Friday, March 7, 2008

Whole Wheat Pasta With Chicken Sausage And Portobello Tomato Sauce

Here's another recipe that was prepared and enjoyed just prior to the flu making its dastardly visit to chez moi. Top billing is shared by two ingredients in this dish:
the fabulous organic whole durum wheat pasta "snails" produced in Italy by Bionaturae, and the delicious nitrite free California Chicken Sausage made with basil and sun-dried tomatoes by California's own Premiere Meats. Located in Mt. Shasta, this company actually started out here in Humboldt county about 10 miles from my kitchen.
Just look at these cool whole wheat pasta pouches - their little mouths eagerly agape, awaiting the saucy morsels that will tumble in. The ridges on the outside enable the sauce to adhere there as well. Called chiocciole, this organic Italian import may be purchased on line here, but I got mine at our local Co-op and am fairly sure you should be able to find it at most good organic food stores.

Portobello mushrooms, sea salt-packed capers and the usual suspects of garlic, onion, organic fire roasted tomatoes, along with white wine and a goodly portion of parmigiano reggiano give their all to this tasty sauce. You want to dice everything so that it matches or is slightly smaller than your pasta shape. This way, the sauce won't overwhelm the pasta.

Whole Wheat Pasta with Chicken Sausage and Portobello Tomato Sauce
Christine's original recipe
Ingredients:
16 ounces Chiocciole pasta or other whole grain pasta
4 Premier Meats California Chicken sausages, diced
2 portobello mushrooms, gills removed and diced
3 cloves garlic, chopped fine
1 14-ounce can Muir Glen Organic Fire Roasted diced tomatoes (simply the best!)
1 1/2 tablespoons salt packed capers, rinsed and drained
1/4 cup dry white wine
1 1/2 cups parmesan, grated
1 tablespoon fresh parsley, finely chopped
olive oil for the pan
Preparation:
Put on a large pot of water for the pasta over high heat. Add about 1 tablespoon kosher salt to the water and bring to a boil.
Meanwhile, place a small amount of olive oil in a heavy skillet and put over medium high heat.
Add the portobellos and mushrooms and saute until the mushrooms are soft, stirring frequently.
Add the garlic, give a stir and cook 1 to 2 minutes.
Add the tomatoes, capers and white wine. Stir again and simmer about 5 minutes or until the juices thicken slightly and everything is piping hot.
When the pasta is cooked, drain it in a colander, put it back into the cooking pot and drizzle with a small amount of olive oil. Give it a quick stir.
Just before serving, stir the parmesan into the sauce.
Serve on warmed plates, sprinkling each serving with the chopped parsley.

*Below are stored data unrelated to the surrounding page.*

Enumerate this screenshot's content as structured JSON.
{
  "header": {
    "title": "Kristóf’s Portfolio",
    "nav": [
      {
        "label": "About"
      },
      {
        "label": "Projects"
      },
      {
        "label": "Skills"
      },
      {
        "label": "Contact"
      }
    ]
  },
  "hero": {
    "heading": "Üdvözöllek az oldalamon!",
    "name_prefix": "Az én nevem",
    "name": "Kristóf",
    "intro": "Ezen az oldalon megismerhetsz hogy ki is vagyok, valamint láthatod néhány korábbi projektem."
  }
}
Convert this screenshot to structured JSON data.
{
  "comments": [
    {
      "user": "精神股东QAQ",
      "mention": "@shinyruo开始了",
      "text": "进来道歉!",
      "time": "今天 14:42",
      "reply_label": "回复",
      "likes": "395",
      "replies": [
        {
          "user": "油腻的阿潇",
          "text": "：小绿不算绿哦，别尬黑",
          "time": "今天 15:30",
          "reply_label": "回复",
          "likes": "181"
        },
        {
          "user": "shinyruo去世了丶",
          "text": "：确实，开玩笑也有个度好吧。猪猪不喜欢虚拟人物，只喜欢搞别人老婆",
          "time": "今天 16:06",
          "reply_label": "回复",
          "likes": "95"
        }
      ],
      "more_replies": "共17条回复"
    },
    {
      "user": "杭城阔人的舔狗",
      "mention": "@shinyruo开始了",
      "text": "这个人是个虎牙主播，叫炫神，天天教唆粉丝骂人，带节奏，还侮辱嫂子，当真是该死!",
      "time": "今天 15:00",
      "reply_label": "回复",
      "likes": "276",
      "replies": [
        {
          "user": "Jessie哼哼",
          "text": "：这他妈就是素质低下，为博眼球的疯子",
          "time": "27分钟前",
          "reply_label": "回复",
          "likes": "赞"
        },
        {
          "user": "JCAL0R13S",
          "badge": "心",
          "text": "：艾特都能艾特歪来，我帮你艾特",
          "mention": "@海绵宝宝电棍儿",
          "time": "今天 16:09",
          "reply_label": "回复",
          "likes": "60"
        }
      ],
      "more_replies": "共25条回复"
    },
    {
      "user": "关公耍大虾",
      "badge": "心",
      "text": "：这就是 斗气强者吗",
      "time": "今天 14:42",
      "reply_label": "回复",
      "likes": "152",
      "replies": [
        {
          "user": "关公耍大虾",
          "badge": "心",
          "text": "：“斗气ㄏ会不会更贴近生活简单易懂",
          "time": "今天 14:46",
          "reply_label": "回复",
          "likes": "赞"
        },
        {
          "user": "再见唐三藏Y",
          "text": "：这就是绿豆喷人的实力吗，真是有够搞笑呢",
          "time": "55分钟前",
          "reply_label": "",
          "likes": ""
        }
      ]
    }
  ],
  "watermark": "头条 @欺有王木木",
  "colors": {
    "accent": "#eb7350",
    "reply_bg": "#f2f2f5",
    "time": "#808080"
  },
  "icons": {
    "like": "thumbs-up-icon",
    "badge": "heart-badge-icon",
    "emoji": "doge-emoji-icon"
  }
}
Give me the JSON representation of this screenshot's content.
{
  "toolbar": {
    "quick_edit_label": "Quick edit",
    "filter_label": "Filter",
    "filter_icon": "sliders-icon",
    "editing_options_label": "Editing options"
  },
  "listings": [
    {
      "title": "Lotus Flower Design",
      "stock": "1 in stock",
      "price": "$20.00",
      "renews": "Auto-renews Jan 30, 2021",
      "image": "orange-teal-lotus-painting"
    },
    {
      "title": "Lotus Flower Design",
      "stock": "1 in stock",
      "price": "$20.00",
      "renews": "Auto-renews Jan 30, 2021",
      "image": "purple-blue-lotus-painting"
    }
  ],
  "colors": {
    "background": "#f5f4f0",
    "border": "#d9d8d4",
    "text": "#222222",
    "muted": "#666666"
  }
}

Copyright © 2005-2008, Christine Cooks. All rights reserved

7 comments:

Kalyn said...

Oooh, I want some of that pasta. I just got some whole wheat Italian spaghetti from Costco that I'm really loving. (Good thing because I have 8 packages of it!)

Saving this so I can remember how you used it and what the name of the pasta is, and I'll look for it here.

Simona said...

I bought that pasta last week. You know, it was one of my favorite shapes when I was a kid, because the tomato sauce goes inside. And today I was about to make it, then opted for some farfalle instead. I am glad to hear it is good.

katiez said...

I love that shape - same reasons!
Now, if I can only get mon mari to like integral pasta... slowly, slowly...
Great looking dish

Cynthia said...

I'm so excited by the sauce I don't think I'll bother with the pasta :)

Christine said...

Hi Kalyn, I hope you can find the pasta is SL. It's definitely worth tracking down.

How funny that we seem to make the same things at the same time, Simona. What a wave length we're on! I'll make it for you next time you come over, OK?

Glad you like it, Katie. I've been loving your posts. Great cook, humorous writer!

Hi there Cynthia. I could have eaten just the sauce also!

Anonymous said...

I was thinking the sauce looks good too as I can't eat the pasta.
Anne

Christine said...

I know that gluten-free pasta exists somewhere in the world, Anne. Have you looked on line?